As "Sugar", Perez Soto is a quiet force. From the opening, where we see him bounce back and forth from an American run baseball camp in the Dominican Republic to his cluttered small town and large family, we're immediately on this guy's side. With a searching camera that zooms and darts back and forth, rarely missing a small detail or change in some one's eyes, "Sugar" embarks on an unexpected ride as Sugar is signed to the minor leagues, shuttled to Iowa where he lives with a very white-bred family and deals with the pressures of everyday life in the minors. Submerging the viewer into the same disorienting experience that Sugar feels here- including a revealing long take as he walks through the lobby of a hotel and into a loud video arcade- directors Fleck and Boden make sure their film slowly evolves into a character study of unique proportions. Then, the rug is pulled out from underneath us and the film's third act takes a compelling avenue that sorta creates the magical effect of the overall film. The relationships that Sugar forms and the coda, where real life immigrant players speak directly to the camera and say their names and drafted teams, etch out a beautifully realized film about life on the edges of a dream.

With their previous film "Half Nelson", Boden and Fleck have risen to the top as strong independent filmmakers who document messy, complicated lives in flux. There wasn't a single mis-step in that debut film with Ryan Gosling as a drug addicted teacher trying to reach bright student Shareeka Epps. Fleck and Boden have a knack for subverting expectations in conflicts, and the moment where Gosling approaches drug dealer Anthony Mackie plays out in the opposite manner in which we expect. Likewise, in "Sugar", Santos falls for the religious daughter (Ellary Porterfield) of the family he's staying with and their relationship develops in awkwardly truthful ways as well. There's also the great moment in "Sugar" where he and his girlfriend meet a friend on the corner and we learn he used to pitch for the Yankees minor league system. Fleck and Boden's camera catches a glean in his eye before he averts his look down to the ground and a flush of remorse covers his expression. Whether that moment is scripted or not, Fleck and Boden wisely capture these glimmers of human nature with ease. For the entire running time of "Sugar", it also feels like they've captured human nature in motion.

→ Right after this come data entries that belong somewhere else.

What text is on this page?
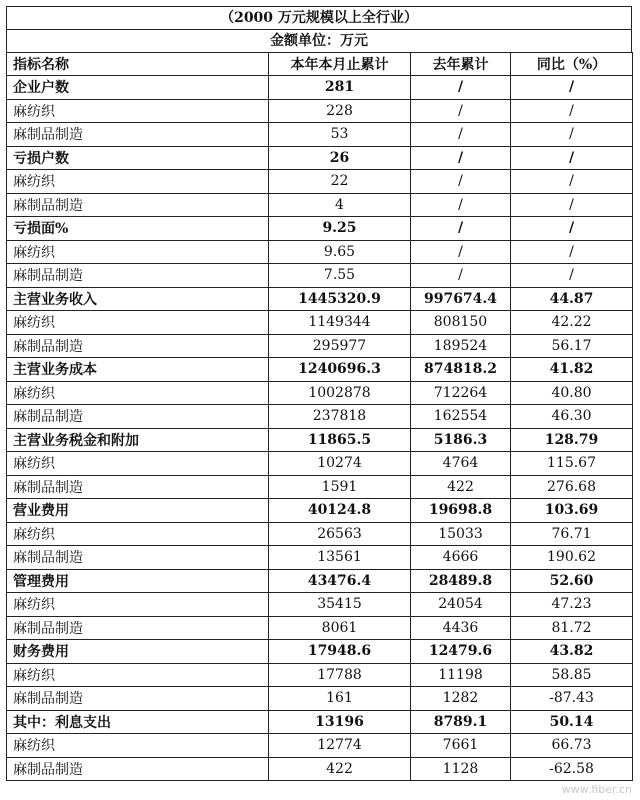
（2000 万元规模以上全行业）
金额单位：万元
指标名称	本年本月止累计	去年累计	同比（%）
企业户数	281	/	/
麻纺织	228	/	/
麻制品制造	53	/	/
亏损户数	26	/	/
麻纺织	22	/	/
麻制品制造	4	/	/
亏损面%	9.25	/	/
麻纺织	9.65	/	/
麻制品制造	7.55	/	/
主营业务收入	1445320.9	997674.4	44.87
麻纺织	1149344	808150	42.22
麻制品制造	295977	189524	56.17
主营业务成本	1240696.3	874818.2	41.82
麻纺织	1002878	712264	40.80
麻制品制造	237818	162554	46.30
主营业务税金和附加	11865.5	5186.3	128.79
麻纺织	10274	4764	115.67
麻制品制造	1591	422	276.68
营业费用	40124.8	19698.8	103.69
麻纺织	26563	15033	76.71
麻制品制造	13561	4666	190.62
管理费用	43476.4	28489.8	52.60
麻纺织	35415	24054	47.23
麻制品制造	8061	4436	81.72
财务费用	17948.6	12479.6	43.82
麻纺织	17788	11198	58.85
麻制品制造	161	1282	-87.43
其中：利息支出	13196	8789.1	50.14
麻纺织	12774	7661	66.73
麻制品制造	422	1128	-62.58
www.fiber.cn
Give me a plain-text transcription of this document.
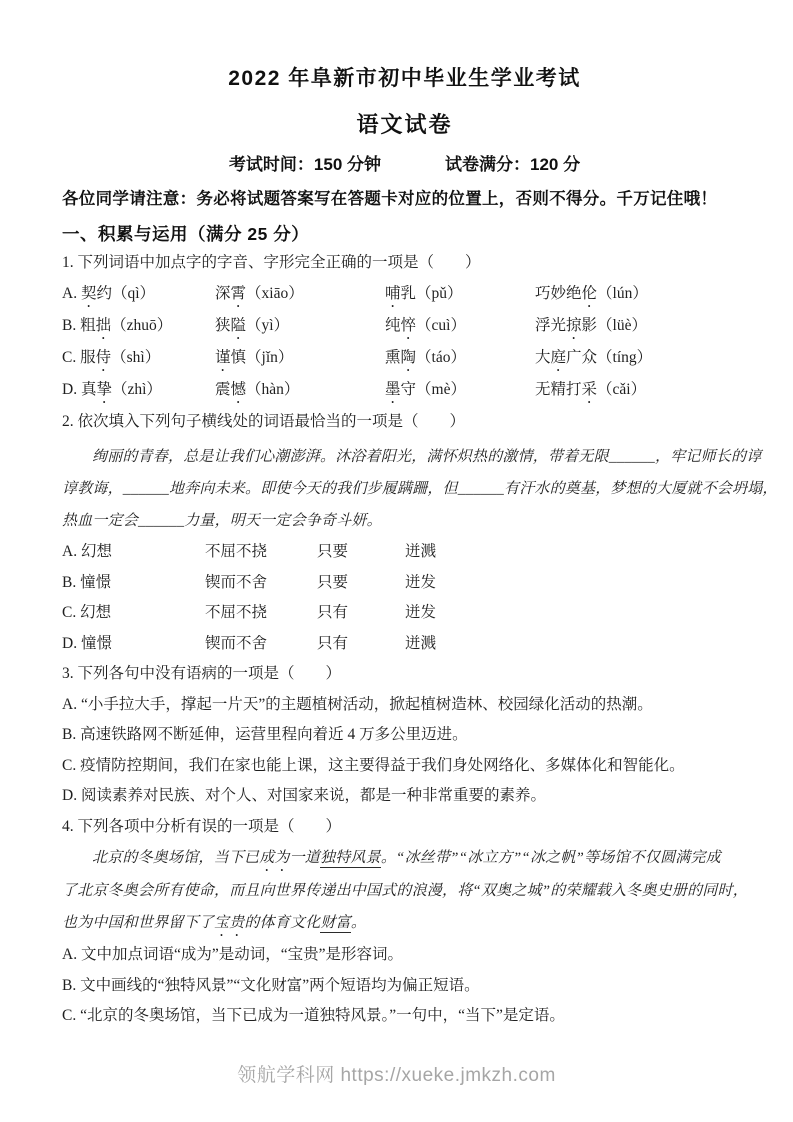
2022 年阜新市初中毕业生学业考试
语文试卷
考试时间：150 分钟	试卷满分：120 分
各位同学请注意：务必将试题答案写在答题卡对应的位置上，否则不得分。千万记住哦！
一、积累与运用（满分 25 分）
1. 下列词语中加点字的字音、字形完全正确的一项是（　　）
A. 契约（qì）	深霄（xiāo）	哺乳（pǔ）	巧妙绝伦（lún）
B. 粗拙（zhuō）	狭隘（yì）	纯悴（cuì）	浮光掠影（lüè）
C. 服侍（shì）	谨慎（jǐn）	熏陶（táo）	大庭广众（tíng）
D. 真挚（zhì）	震憾（hàn）	墨守（mè）	无精打采（cǎi）
2. 依次填入下列句子横线处的词语最恰当的一项是（　　）
绚丽的青春，总是让我们心潮澎湃。沐浴着阳光，满怀炽热的激情，带着无限______，牢记师长的谆
谆教诲，______地奔向未来。即使今天的我们步履蹒跚，但______有汗水的奠基，梦想的大厦就不会坍塌，
热血一定会______力量，明天一定会争奇斗妍。
A. 幻想	不屈不挠	只要	迸溅
B. 憧憬	锲而不舍	只要	迸发
C. 幻想	不屈不挠	只有	迸发
D. 憧憬	锲而不舍	只有	迸溅
3. 下列各句中没有语病的一项是（　　）
A. “小手拉大手，撑起一片天”的主题植树活动，掀起植树造林、校园绿化活动的热潮。
B. 高速铁路网不断延伸，运营里程向着近 4 万多公里迈进。
C. 疫情防控期间，我们在家也能上课，这主要得益于我们身处网络化、多媒体化和智能化。
D. 阅读素养对民族、对个人、对国家来说，都是一种非常重要的素养。
4. 下列各项中分析有误的一项是（　　）
北京的冬奥场馆，当下已成为一道独特风景。“冰丝带”“冰立方”“冰之帆”等场馆不仅圆满完成
了北京冬奥会所有使命，而且向世界传递出中国式的浪漫，将“双奥之城”的荣耀载入冬奥史册的同时，
也为中国和世界留下了宝贵的体育文化财富。
A. 文中加点词语“成为”是动词，“宝贵”是形容词。
B. 文中画线的“独特风景”“文化财富”两个短语均为偏正短语。
C. “北京的冬奥场馆，当下已成为一道独特风景。”一句中，“当下”是定语。
领航学科网 https://xueke.jmkzh.com
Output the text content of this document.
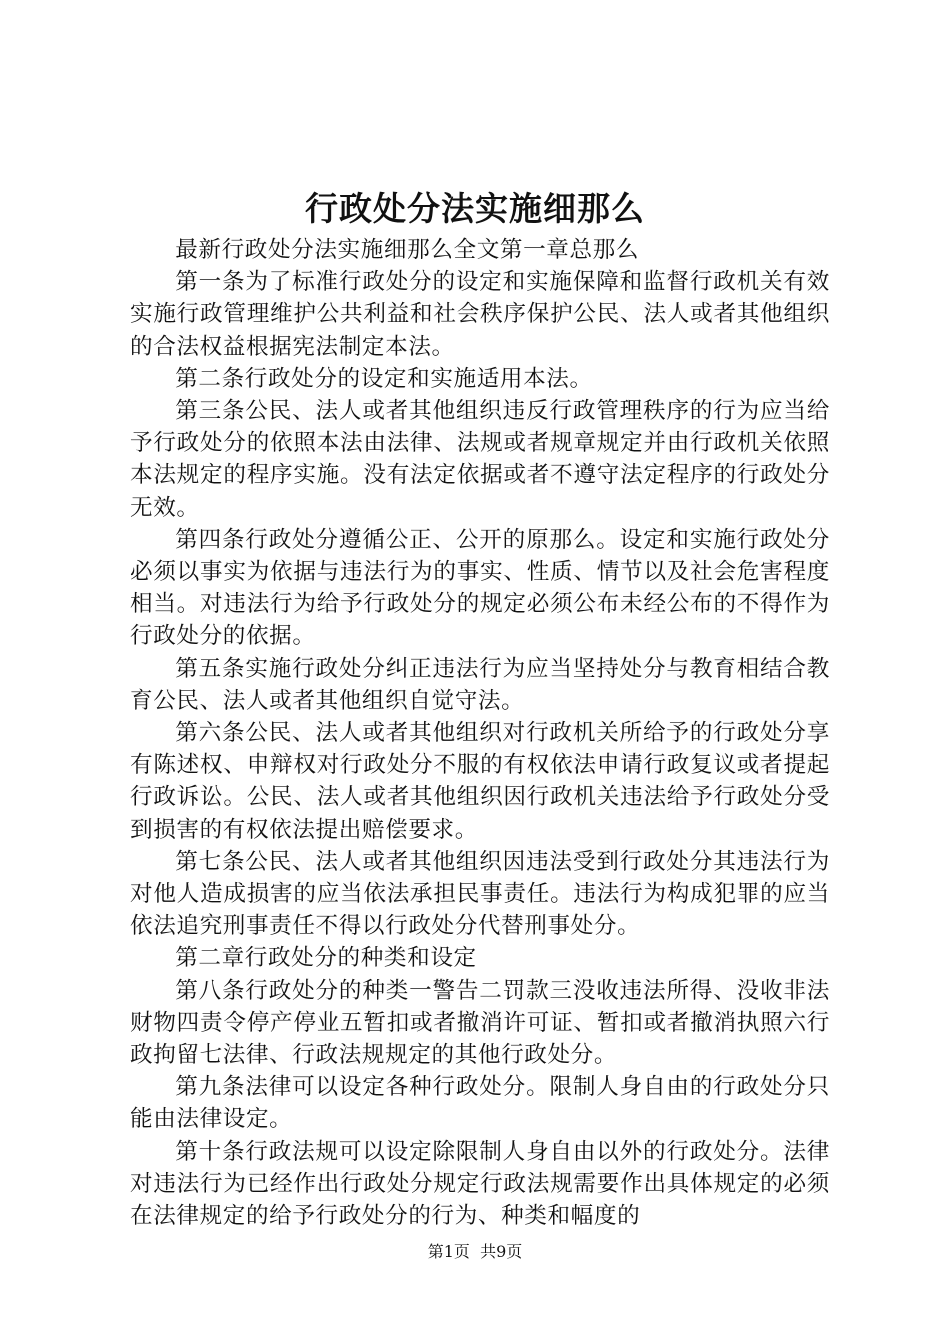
行政处分法实施细那么

最新行政处分法实施细那么全文第一章总那么

第一条为了标准行政处分的设定和实施保障和监督行政机关有效实施行政管理维护公共利益和社会秩序保护公民、法人或者其他组织的合法权益根据宪法制定本法。

第二条行政处分的设定和实施适用本法。

第三条公民、法人或者其他组织违反行政管理秩序的行为应当给予行政处分的依照本法由法律、法规或者规章规定并由行政机关依照本法规定的程序实施。没有法定依据或者不遵守法定程序的行政处分无效。

第四条行政处分遵循公正、公开的原那么。设定和实施行政处分必须以事实为依据与违法行为的事实、性质、情节以及社会危害程度相当。对违法行为给予行政处分的规定必须公布未经公布的不得作为行政处分的依据。

第五条实施行政处分纠正违法行为应当坚持处分与教育相结合教育公民、法人或者其他组织自觉守法。

第六条公民、法人或者其他组织对行政机关所给予的行政处分享有陈述权、申辩权对行政处分不服的有权依法申请行政复议或者提起行政诉讼。公民、法人或者其他组织因行政机关违法给予行政处分受到损害的有权依法提出赔偿要求。

第七条公民、法人或者其他组织因违法受到行政处分其违法行为对他人造成损害的应当依法承担民事责任。违法行为构成犯罪的应当依法追究刑事责任不得以行政处分代替刑事处分。

第二章行政处分的种类和设定

第八条行政处分的种类一警告二罚款三没收违法所得、没收非法财物四责令停产停业五暂扣或者撤消许可证、暂扣或者撤消执照六行政拘留七法律、行政法规规定的其他行政处分。

第九条法律可以设定各种行政处分。限制人身自由的行政处分只能由法律设定。

第十条行政法规可以设定除限制人身自由以外的行政处分。法律对违法行为已经作出行政处分规定行政法规需要作出具体规定的必须在法律规定的给予行政处分的行为、种类和幅度的

第1页 共9页
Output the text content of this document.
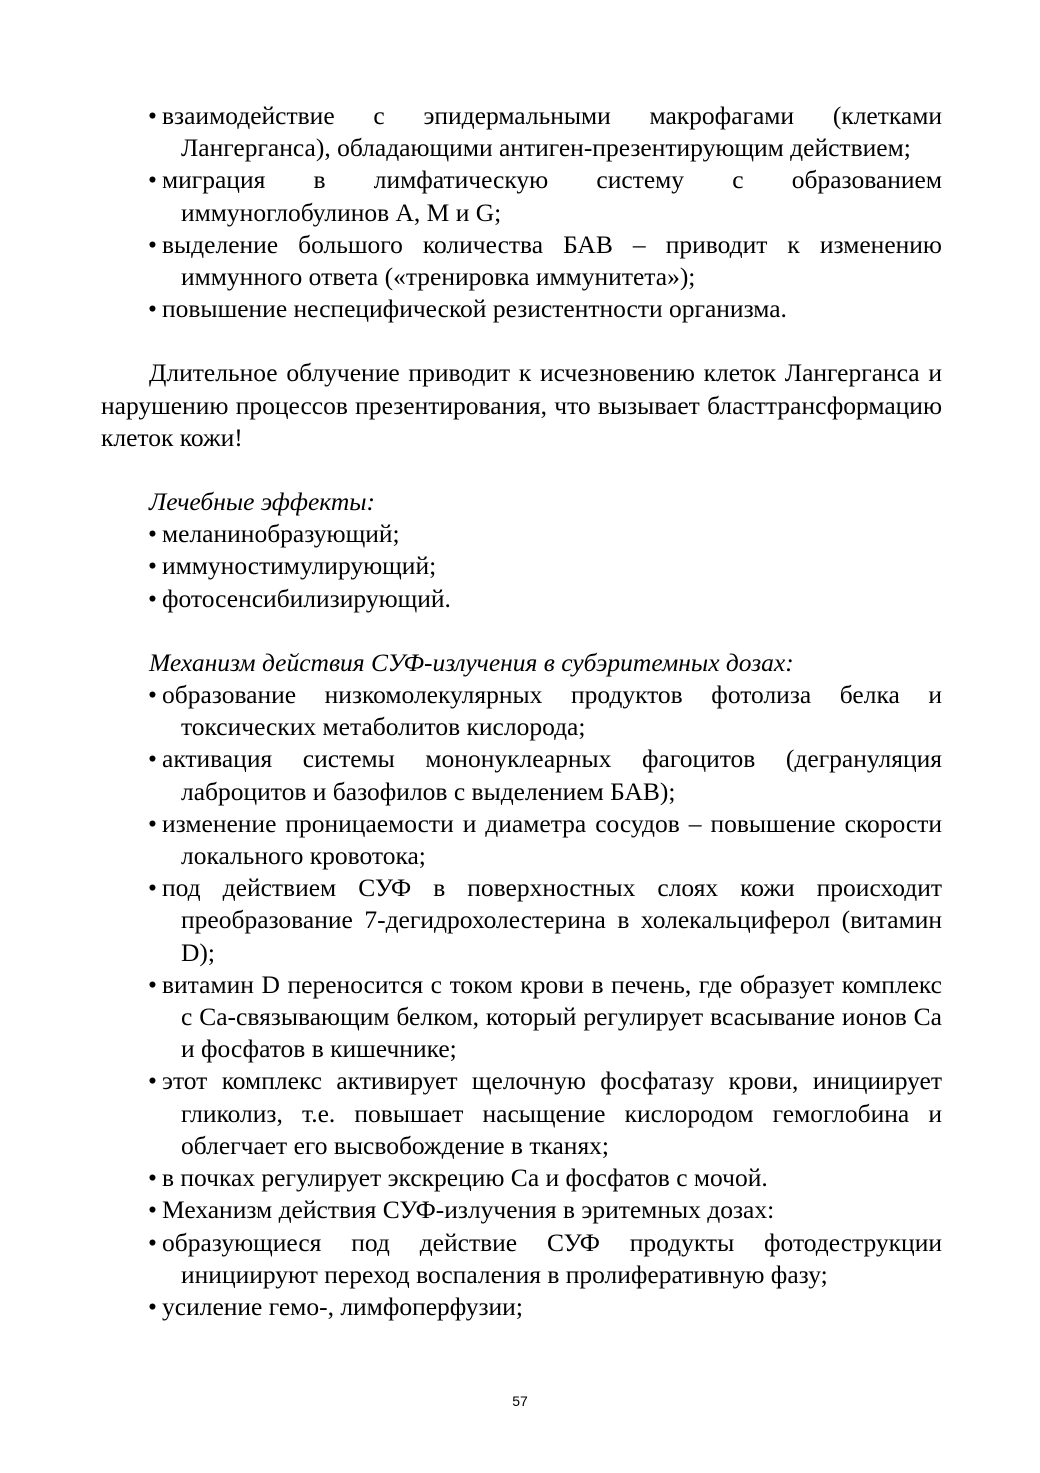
• взаимодействие с эпидермальными макрофагами (клетками Лангерганса), обладающими антиген-презентирующим действием;
• миграция в лимфатическую систему с образованием иммуноглобулинов А, M и G;
• выделение большого количества БАВ – приводит к изменению иммунного ответа («тренировка иммунитета»);
• повышение неспецифической резистентности организма.

Длительное облучение приводит к исчезновению клеток Лангерганса и нарушению процессов презентирования, что вызывает бласттрансформацию клеток кожи!

Лечебные эффекты:

• меланинобразующий;
• иммуностимулирующий;
• фотосенсибилизирующий.

Механизм действия СУФ-излучения в субэритемных дозах:

• образование низкомолекулярных продуктов фотолиза белка и токсических метаболитов кислорода;
• активация системы мононуклеарных фагоцитов (дегрануляция лаброцитов и базофилов с выделением БАВ);
• изменение проницаемости и диаметра сосудов – повышение скорости локального кровотока;
• под действием СУФ в поверхностных слоях кожи происходит преобразование 7-дегидрохолестерина в холекальциферол (витамин D);
• витамин D переносится с током крови в печень, где образует комплекс с Са-связывающим белком, который регулирует всасывание ионов Са и фосфатов в кишечнике;
• этот комплекс активирует щелочную фосфатазу крови, инициирует гликолиз, т.е. повышает насыщение кислородом гемоглобина и облегчает его высвобождение в тканях;
• в почках регулирует экскрецию Са и фосфатов с мочой.
• Механизм действия СУФ-излучения в эритемных дозах:
• образующиеся под действие СУФ продукты фотодеструкции инициируют переход воспаления в пролиферативную фазу;
• усиление гемо-, лимфоперфузии;
57
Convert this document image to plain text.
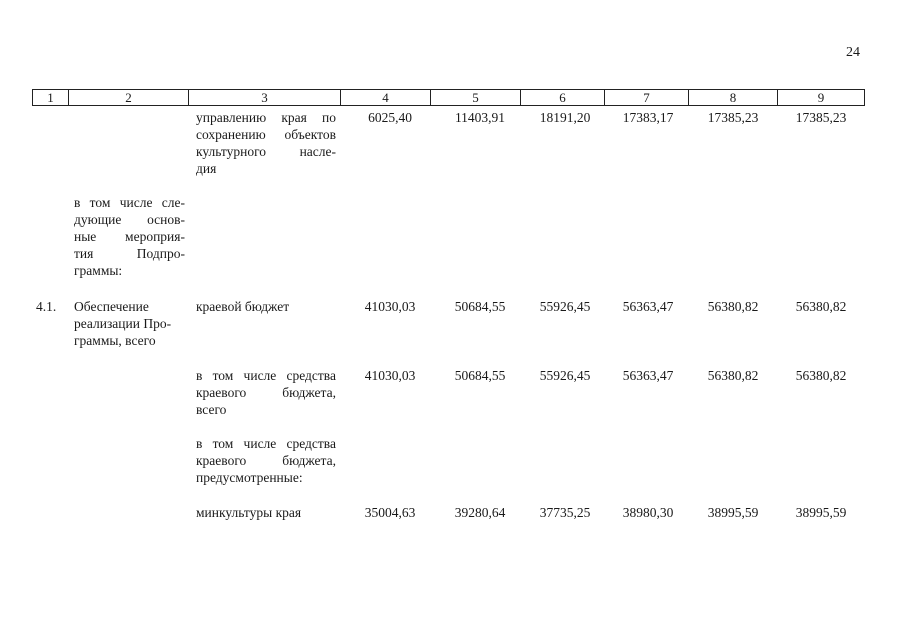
24
1	2	3	4	5	6	7	8	9
управлению края по
сохранению объектов
культурного насле-
дия
6025,40	11403,91	18191,20	17383,17	17385,23	17385,23
в том числе сле-
дующие основ-
ные мероприя-
тия Подпро-
граммы:
4.1. Обеспечение
реализации Про-
граммы, всего
краевой бюджет	41030,03	50684,55	55926,45	56363,47	56380,82	56380,82
в том числе средства
краевого бюджета,
всего
41030,03	50684,55	55926,45	56363,47	56380,82	56380,82
в том числе средства
краевого бюджета,
предусмотренные:
минкультуры края	35004,63	39280,64	37735,25	38980,30	38995,59	38995,59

Bonus: the stirring scene in "Half Nelson" where Epps makes a drug delivery to a hotel room and discovers her teacher's private life, told in sound, image and utterly honest eye contact.

Sunday, October 04, 2009

Random Halloween Suggestion #2

I was first introduced to Peter Medak's 1980 film "The Changeling" for the first time earlier this year. I've since watched it again, and come to really love its quiet build-up and classic 'dark old house' tale about a man (George C. Scott) who rents an old mansion and becomes embroiled in bumps in the night, scary child noises and a seance. Medak, a director who dabbles in several genres, clearly understands how effective the edges of the frame can be. And silence... which makes the loud bumps and shakes all the more impressive when they do resonate. All around, "The Changeling" is a fascinating and scary horror whodunit.

The highlight has to be the aforementioned seance scene, which pretty much wrote the book on filming these types of things, including first showing the phenomenon known as automatic writing. If you haven't already seen it, rush on over and send it to the top of your Netflix queue now.